PATRICK: That’s primarily a cultural and philosophical question. I couldn’t get into this too much in the book but love has a fascinating history. What you describe is the culmination of an evolution of ideas that have become virtually sacred in the West.
I can only recommend Simon May’s Love: A History again here. He’d point to nineteenth century Romanticism as a crucial turning point that continues to exert enormous influence in how we understand love today. A core belief here is that love is unconditional, a spontaneous gift that seeks nothing for the giver, that affirms the loved one in who they are.
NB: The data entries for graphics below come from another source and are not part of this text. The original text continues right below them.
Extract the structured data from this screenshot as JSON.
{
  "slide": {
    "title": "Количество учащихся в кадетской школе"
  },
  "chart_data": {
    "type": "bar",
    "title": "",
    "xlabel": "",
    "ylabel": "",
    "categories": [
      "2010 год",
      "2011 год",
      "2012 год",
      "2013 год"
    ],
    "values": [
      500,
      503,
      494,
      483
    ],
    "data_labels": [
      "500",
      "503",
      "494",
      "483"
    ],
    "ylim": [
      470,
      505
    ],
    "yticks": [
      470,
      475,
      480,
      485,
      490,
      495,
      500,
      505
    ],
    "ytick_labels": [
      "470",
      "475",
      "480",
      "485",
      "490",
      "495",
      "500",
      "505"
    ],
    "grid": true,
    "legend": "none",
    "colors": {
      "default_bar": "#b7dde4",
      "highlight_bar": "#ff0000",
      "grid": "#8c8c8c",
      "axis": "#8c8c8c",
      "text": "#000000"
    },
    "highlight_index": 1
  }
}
The cultural power of such beliefs means, I think, that many Christians have real difficulty in making theological sense of how the Bible consistently ties love and obedience together. I talk in the book about the ‘paradoxical nature of Christian love’ – believers are loved, forgiven and even become ‘friends’ of Jesus their Lord (John 15). Yet, as you note, Jesus is crystal clear that friendship takes the form of obedience to authoritative commands. And his core command is to ‘love one another’. That love can be commanded seems strange to us, perhaps because we too easily ‘reduce’ God to a loving coach enabling us to live our lives better. In researching and writing the book I was repeatedly reminded of the unequal relationship of love between God and his people.